Frankly Speaking, 12/3/19 - Spotting AI Snake Oil
A biweekly(-ish) newsletter on random thoughts in tech and research. I am an investor at Dell Technologies Capital and a recovering academic. I am interested in security, blockchain, and cloud.
If you were forwarded this newsletter, you can subscribe here, and view old newsletters here.
Hope everyone had a great Thanksgiving! It's been a busy month trying to close out the year, and it's been a crazy year. We had 7 exits this year (4 in security), and JASK's acquisition by Sumo Logic was the most recent one. We've had a good year so far!
LET'S BE FRANK
As a VC, you can imagine that I see tons of companies who claim to do AI/ML or some new kind of AI/ML. As irritating as that might be, it's sadder that many times, the company themselves don't know why they use certain types of AI/ML techniques. To put it simply, if they gave their explanations in an academic paper, that paper would be an easy reject.
Anyway, my friend, Kelly Shortridge, sent me a talk given by Arvind Narayanan, a professor at Princeton on how to recognize AI snake oil. Here are the annotated notes for the talk. I'm going to summarize most of the talk here and inject my commentary. He makes very good points. To add on, I believe in most cases, complicated AI/ML is unnecessary and simple techniques like clustering and linear regression are sufficient. The real issue is in the data collection and processing.
In the past, I've talked about various biases in data that make AI/ML have unintended consequences. Here is the on this topic, and for the next 2-3 weeks, I talk more about the biases.
tl;dr: AI/ML does well in some tasks, but cannot predict social outcomes. In most cases, manual scoring rules are just as accurate and more transparent.
Let's start with an example. Many companies claim to assess job suitability and personality from a 30 second video.
Let's be honest. We know this can't be possible. In fact, AI researchers have shown this isn't possible also. Honestly, the results are as good as those created with a random number generator. However, companies in this space have raised hundreds of millions of dollars just because they claim AI will solve all our problems. Call me a skeptic, but the PhD has taught me to recognize when technology is too good to be true.
So, why is there so much AI/ML snake oil? AI is an umbrella term that captures a lot of technologies, and some of those technologies have made substantial widely-publicized progress in the last 5 years. Because of this, companies are calling everything AI to exploit confusion. It reminds me a lot of the internet craze in the 1990s.
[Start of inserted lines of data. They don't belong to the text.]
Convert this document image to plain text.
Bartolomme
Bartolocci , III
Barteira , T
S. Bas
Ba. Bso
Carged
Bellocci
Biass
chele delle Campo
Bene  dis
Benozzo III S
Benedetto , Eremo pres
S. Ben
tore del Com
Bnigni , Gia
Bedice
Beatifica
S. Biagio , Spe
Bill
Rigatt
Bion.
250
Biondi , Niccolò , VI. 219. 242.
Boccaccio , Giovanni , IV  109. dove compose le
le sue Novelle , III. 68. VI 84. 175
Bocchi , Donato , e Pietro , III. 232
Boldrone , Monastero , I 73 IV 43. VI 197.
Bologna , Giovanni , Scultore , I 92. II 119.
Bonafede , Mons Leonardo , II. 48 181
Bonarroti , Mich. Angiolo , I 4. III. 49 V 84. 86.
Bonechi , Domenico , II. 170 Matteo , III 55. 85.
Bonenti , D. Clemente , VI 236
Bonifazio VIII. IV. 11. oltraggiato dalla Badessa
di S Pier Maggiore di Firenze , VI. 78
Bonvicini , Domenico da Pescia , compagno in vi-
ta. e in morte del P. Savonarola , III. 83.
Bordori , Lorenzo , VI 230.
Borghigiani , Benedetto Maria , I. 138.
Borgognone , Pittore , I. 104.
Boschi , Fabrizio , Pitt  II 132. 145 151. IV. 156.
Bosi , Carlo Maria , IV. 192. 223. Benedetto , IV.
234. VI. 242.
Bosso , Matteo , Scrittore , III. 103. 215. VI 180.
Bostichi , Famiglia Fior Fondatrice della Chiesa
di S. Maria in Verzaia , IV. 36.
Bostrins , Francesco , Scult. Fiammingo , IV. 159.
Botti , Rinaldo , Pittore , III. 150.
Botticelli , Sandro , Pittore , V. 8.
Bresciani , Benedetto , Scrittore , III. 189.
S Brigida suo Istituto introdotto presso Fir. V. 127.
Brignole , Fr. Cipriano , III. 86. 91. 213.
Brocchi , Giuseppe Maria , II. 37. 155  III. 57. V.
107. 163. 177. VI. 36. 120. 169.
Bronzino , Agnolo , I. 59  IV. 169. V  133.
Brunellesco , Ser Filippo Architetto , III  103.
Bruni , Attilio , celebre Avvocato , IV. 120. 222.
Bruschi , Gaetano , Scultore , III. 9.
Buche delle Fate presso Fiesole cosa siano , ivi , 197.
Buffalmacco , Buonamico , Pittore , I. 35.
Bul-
Techniques that have improved in the last 5 years are the following: face recognition, speech to text, content identification. We are pretty good at those.
Techniques for spam detection, content recommendation, and hate speech detection are very far from being reliable, but they are improving. However, the bias in these use cases is inevitable.
Finally, AI is not meant to be used for predicting criminal recidivism, job performance, policing, and at-risk kids to name a few. Here is a research paper detailing why. This was a massive study with 457 researchers that collected information about a child and a family. It basically showed that selecting 13,000 features was no better than focusing on 4 core ones. With only 4 core features, one can use 4-variable linear regression, which has been around forever in statistics. No complicated machine learning or deep learning required!
We need to be careful about the claims that many companies make about AI/ML, especially when it comes to trying to predict social outcomes. It can be harmful and brings up serious ethical concerns. We really need to be more rigorous in our analysis of AI/ML use in company products.